= Rongomatane Ngaakaara Ariki =

Rongomatane Ngaakaara Ariki was an ariki of the island of Atiu in the Cook Islands. He established Atiuan domination over the neighbouring islands of Mitiaro, and Mauke through a succession of raids. He was converted to Christianity in 1823 by John Williams of the London Missionary Society, and showed him the way to Rarotonga.

Rongomatane Ngaakaara was a son of Tinokura, the first Rongomatane, and a grandson of Te Ruaautu, who had first united Atiu. When an Atiuan chief was killed by a chief from Mauke, he sailed to Mauke with a fleet of eighty war canoes. The Mauke people fled, but were dragged from their hiding places and forced to dig earth ovens, before being killed, dismembered, cooked, and eaten. Ngaakaara then returned to Atiu, leaving one of his own men, Tararo, in charge. When Tararo was overthrown, Ngaakaara returned and again killed, cooked and ate the rebels, though this time women and children were spared. Between these two expeditions he had also conquered Mitiaro in another raid, and subsequently the ariki of both islands were subordinate to those of Atiu.

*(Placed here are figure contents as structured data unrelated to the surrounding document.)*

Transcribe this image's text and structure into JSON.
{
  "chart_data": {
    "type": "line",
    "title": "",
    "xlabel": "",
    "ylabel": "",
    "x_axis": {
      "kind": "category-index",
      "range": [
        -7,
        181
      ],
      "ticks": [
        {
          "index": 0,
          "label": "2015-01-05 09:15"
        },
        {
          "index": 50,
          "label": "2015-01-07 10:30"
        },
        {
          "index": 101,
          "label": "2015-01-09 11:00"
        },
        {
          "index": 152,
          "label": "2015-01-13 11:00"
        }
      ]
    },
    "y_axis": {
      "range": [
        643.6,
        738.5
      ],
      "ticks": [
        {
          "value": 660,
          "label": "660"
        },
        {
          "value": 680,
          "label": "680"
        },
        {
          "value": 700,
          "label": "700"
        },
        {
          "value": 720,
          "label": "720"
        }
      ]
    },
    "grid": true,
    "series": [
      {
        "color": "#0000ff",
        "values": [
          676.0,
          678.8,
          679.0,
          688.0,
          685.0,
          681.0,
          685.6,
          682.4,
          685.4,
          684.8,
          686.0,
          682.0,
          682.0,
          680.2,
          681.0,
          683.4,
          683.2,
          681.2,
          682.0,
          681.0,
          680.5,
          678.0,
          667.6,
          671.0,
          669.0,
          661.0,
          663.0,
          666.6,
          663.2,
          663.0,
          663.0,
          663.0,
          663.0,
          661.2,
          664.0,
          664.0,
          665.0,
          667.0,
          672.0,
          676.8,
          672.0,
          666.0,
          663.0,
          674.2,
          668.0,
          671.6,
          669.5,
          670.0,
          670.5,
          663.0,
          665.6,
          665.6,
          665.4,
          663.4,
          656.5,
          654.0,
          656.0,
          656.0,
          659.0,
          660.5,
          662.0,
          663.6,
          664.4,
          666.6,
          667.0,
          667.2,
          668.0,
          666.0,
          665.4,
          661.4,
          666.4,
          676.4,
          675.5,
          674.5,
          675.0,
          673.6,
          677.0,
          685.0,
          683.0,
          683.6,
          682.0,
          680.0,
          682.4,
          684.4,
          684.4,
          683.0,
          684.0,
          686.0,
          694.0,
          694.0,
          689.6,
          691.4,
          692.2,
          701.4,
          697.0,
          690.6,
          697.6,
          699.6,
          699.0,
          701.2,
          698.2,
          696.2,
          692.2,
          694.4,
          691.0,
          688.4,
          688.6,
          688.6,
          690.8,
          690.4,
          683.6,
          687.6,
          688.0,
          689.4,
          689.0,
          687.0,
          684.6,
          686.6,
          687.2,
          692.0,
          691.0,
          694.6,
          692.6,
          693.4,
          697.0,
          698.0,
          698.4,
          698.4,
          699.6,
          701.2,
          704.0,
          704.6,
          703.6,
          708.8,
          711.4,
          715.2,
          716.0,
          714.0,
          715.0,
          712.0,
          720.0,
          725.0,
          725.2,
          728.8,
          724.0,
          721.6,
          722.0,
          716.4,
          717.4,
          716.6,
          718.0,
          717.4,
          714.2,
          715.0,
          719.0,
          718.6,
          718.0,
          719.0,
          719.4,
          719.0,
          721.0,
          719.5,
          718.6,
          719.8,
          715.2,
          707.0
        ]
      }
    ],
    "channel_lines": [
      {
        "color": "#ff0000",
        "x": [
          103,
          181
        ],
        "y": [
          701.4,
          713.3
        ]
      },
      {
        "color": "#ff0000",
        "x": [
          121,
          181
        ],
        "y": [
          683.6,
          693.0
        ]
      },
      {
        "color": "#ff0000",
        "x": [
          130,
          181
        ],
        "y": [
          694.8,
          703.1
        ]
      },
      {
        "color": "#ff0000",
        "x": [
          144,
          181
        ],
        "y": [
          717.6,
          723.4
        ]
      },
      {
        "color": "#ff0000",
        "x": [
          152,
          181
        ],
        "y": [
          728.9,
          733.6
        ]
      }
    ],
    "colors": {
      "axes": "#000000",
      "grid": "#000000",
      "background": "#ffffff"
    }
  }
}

Rongomatane Ngaakaara greeted John Williams' ship when it arrived at Atiu. After discussion with Tamatoa Ariki of Aitutaki, who was accompanying Williams, he converted to Christianity and agreed to destroy Atiu's religious symbols. He then accompanied Williams to Mauke and Mitiaro and enforced similar changes there. After returning to Atiu, he showed Williams the course to take to Rarotonga.

After his death the Rongomatane title passed to Mana Rongomatane.